Regression lines

340

If a scatterplot shows a straight-line relationship between two quantitative variables, we would like to summarize this overall pattern by drawing a line on the graph. A regression line summarizes the relationship between two variables, but only in a specific setting: one of the variables helps explain or predict the other. That is, regression describes a relationship between an explanatory variable and a response variable.

Regression line

A regression line is a straight line that describes how a response variable y changes as an explanatory variable x changes.
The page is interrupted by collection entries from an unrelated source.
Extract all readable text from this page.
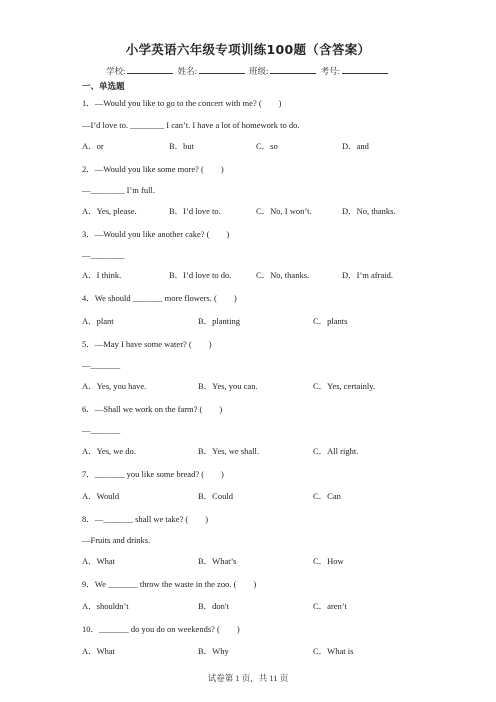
小学英语六年级专项训练100题（含答案）
学校:	姓名:	班级:	考号:
一、单选题
1．—Would you like to go to the concert with me? (　　)
—I’d love to. ________ I can’t. I have a lot of homework to do.
A．or	B．but	C．so	D．and
2．—Would you like some more? (　　)
—________ I’m full.
A．Yes, please.	B．I’d love to.	C．No, I won’t.	D．No, thanks.
3．—Would you like another cake? (　　)
—________
A．I think.	B．I’d love to do.	C．No, thanks.	D．I’m afraid.
4．We should _______ more flowers. (　　)
A．plant	B．planting	C．plants
5．—May I have some water? (　　)
—_______
A．Yes, you have.	B．Yes, you can.	C．Yes, certainly.
6．—Shall we work on the farm? (　　)
—_______
A．Yes, we do.	B．Yes, we shall.	C．All right.
7．_______ you like some bread? (　　)
A．Would	B．Could	C．Can
8．—_______ shall we take? (　　)
—Fruits and drinks.
A．What	B．What’s	C．How
9．We _______ throw the waste in the zoo. (　　)
A．shouldn’t	B．don't	C．aren’t
10．_______ do you do on weekends? (　　)
A．What	B．Why	C．What is
试卷第 1 页，共 11 页
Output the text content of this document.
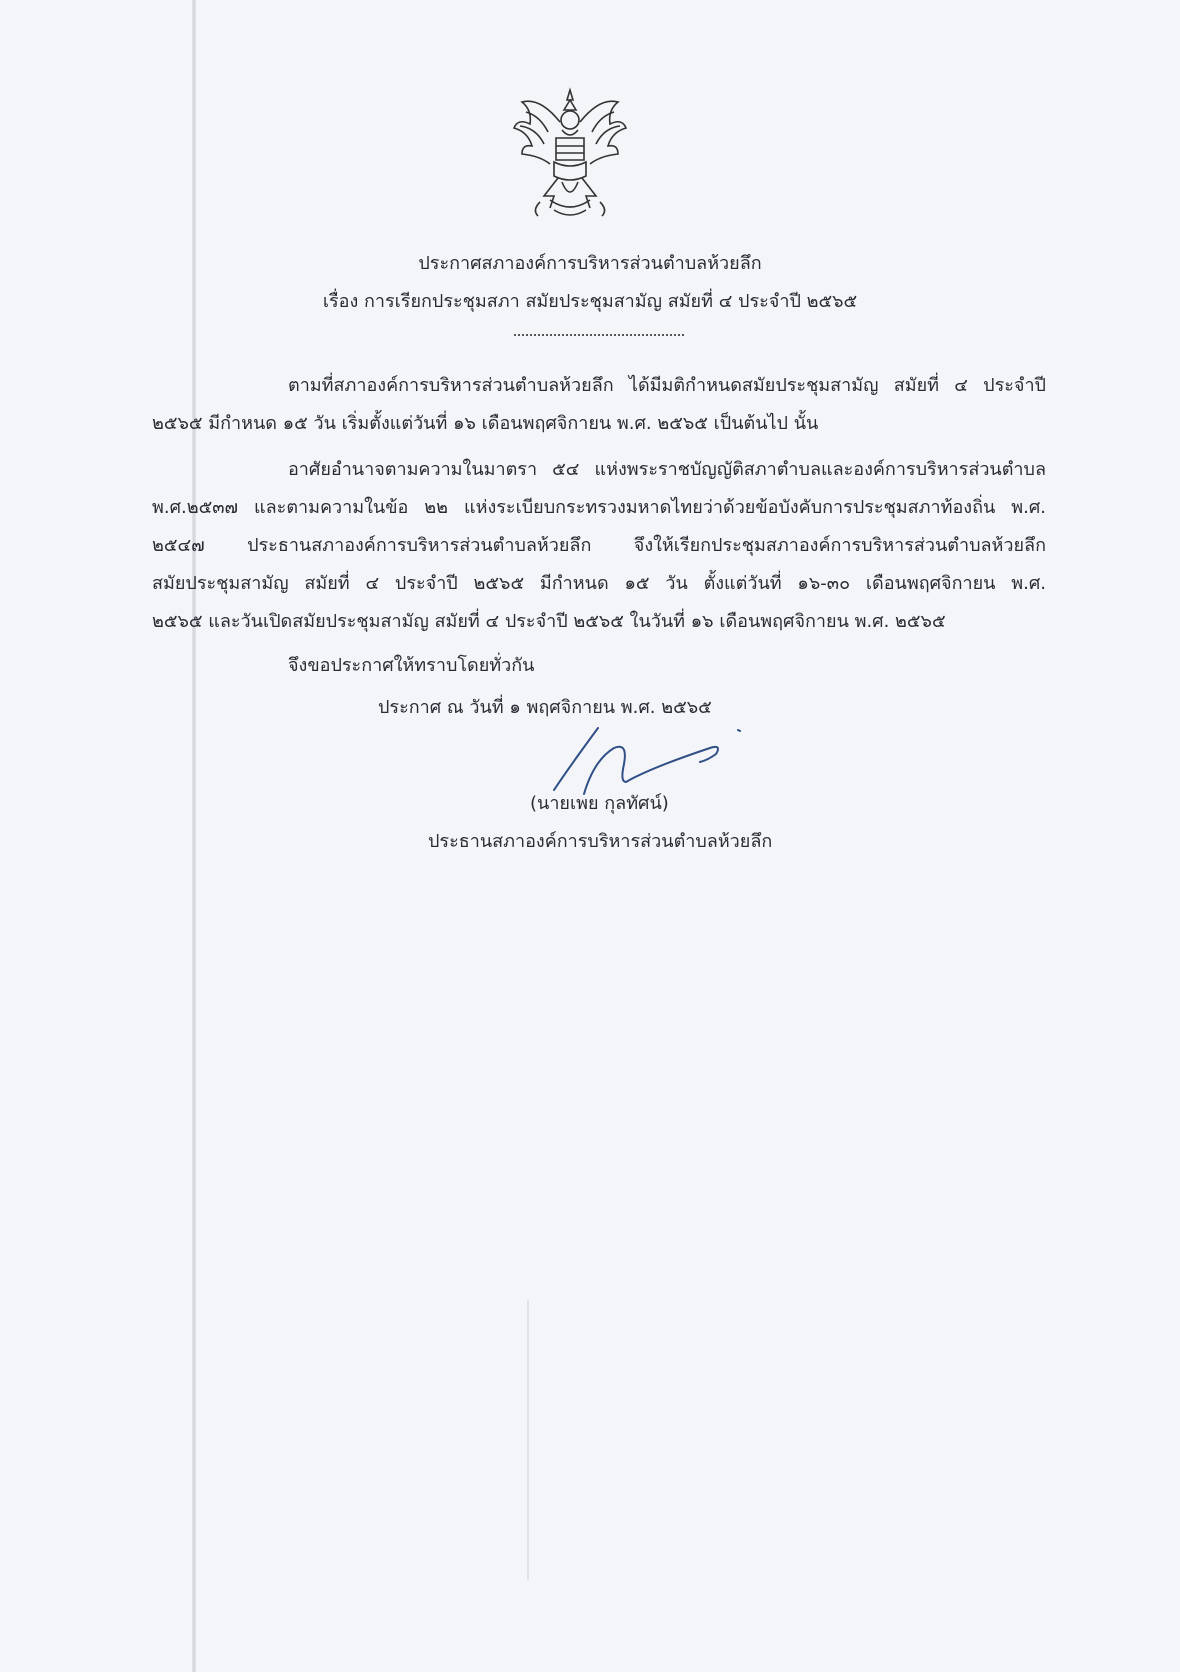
ประกาศสภาองค์การบริหารส่วนตำบลห้วยลึก
เรื่อง การเรียกประชุมสภา สมัยประชุมสามัญ สมัยที่ ๔ ประจำปี ๒๕๖๕
ตามที่สภาองค์การบริหารส่วนตำบลห้วยลึก ได้มีมติกำหนดสมัยประชุมสามัญ สมัยที่ ๔ ประจำปี
๒๕๖๕ มีกำหนด ๑๕ วัน เริ่มตั้งแต่วันที่ ๑๖ เดือนพฤศจิกายน พ.ศ. ๒๕๖๕ เป็นต้นไป นั้น
อาศัยอำนาจตามความในมาตรา ๕๔ แห่งพระราชบัญญัติสภาตำบลและองค์การบริหารส่วนตำบล
พ.ศ.๒๕๓๗ และตามความในข้อ ๒๒ แห่งระเบียบกระทรวงมหาดไทยว่าด้วยข้อบังคับการประชุมสภาท้องถิ่น พ.ศ.
๒๕๔๗ ประธานสภาองค์การบริหารส่วนตำบลห้วยลึก จึงให้เรียกประชุมสภาองค์การบริหารส่วนตำบลห้วยลึก
สมัยประชุมสามัญ สมัยที่ ๔ ประจำปี ๒๕๖๕ มีกำหนด ๑๕ วัน ตั้งแต่วันที่ ๑๖-๓๐ เดือนพฤศจิกายน พ.ศ.
๒๕๖๕ และวันเปิดสมัยประชุมสามัญ สมัยที่ ๔ ประจำปี ๒๕๖๕ ในวันที่ ๑๖ เดือนพฤศจิกายน พ.ศ. ๒๕๖๕
จึงขอประกาศให้ทราบโดยทั่วกัน
ประกาศ ณ วันที่ ๑ พฤศจิกายน พ.ศ. ๒๕๖๕
(นายเพย กุลทัศน์)
ประธานสภาองค์การบริหารส่วนตำบลห้วยลึก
We often use a regression line to predict the value of y for a given value of x.

eg15-01

EXAMPLE 1 Fossil bones

In Examples 3 and 4 in Chapter 14, we saw that the lengths of two bones in fossils of the extinct beast archaeopteryx closely follow a straight-line pattern. Figure 15.1 plots the lengths for the five available fossils. The regression line on the plot gives a quick summary of the overall pattern.

image
Figure 15.1: Figure 15.1 Using a straight-line pattern for prediction, Example 1. The data are the lengths of two bones in five fossils of the extinct beast archaeopteryx.

341

Another archaeopteryx fossil is incomplete. Its femur is 50 centimeters long, but the humerus is missing. Can we predict how long the humerus is? The straight-line pattern connecting humerus length to femur length is so strong that we feel quite safe in using femur length to predict humerus length. Figure 15.1 shows how: starting at the femur length (50 cm), go up to the line, then over to the humerus length axis. We predict a length of about 56 cm. This is the length the humerus would have if this fossil’s point lay exactly on the line. All the other points are close to the line, so we think the missing point would also be close to the line. That is, we think this prediction will be quite accurate.

eg15-02

EXAMPLE 2 Presidential elections, the Reagan years

Republican Ronald Reagan was elected president twice, in 1980 and in 1984. His economic policy of tax cuts to stimulate the economy, eventually leading to increases in tax revenue, was still advocated by some Republican presidential candidates in 2015. Figure 15.2 plots the percentage of voters in each state who voted for Reagan’s Democratic opponents: Jimmy Carter in 1980 and Walter Mondale in 1984. The plot shows a positive straight-line relationship. We expect this because some states tend to vote Democratic and others tend to vote Republican. There is one outlier: Georgia, President Carter’s home state, voted 56% for the Democrat Carter in 1980 but only 40% Democratic in 1984.

image
Figure 15.2: Figure 15.2 A weaker straight-line pattern, Example 2. The data are the percentage in each state who voted Democratic in the two Reagan presidential elections.

342

We could use the regression line drawn in Figure 15.2 to predict a state’s 1984 vote from its 1980 vote. The points in this figure are more widely scattered about the line than are the points in the fossil bone plot in Figure 15.1. The correlations, which measure the strength of the straight-line relationships, are r = 0.994 for Figure 15.1 and r = 0.704 for Figure 15.2. The scatter of the points makes it clear that predictions of voting will be generally less accurate than predictions of bone length.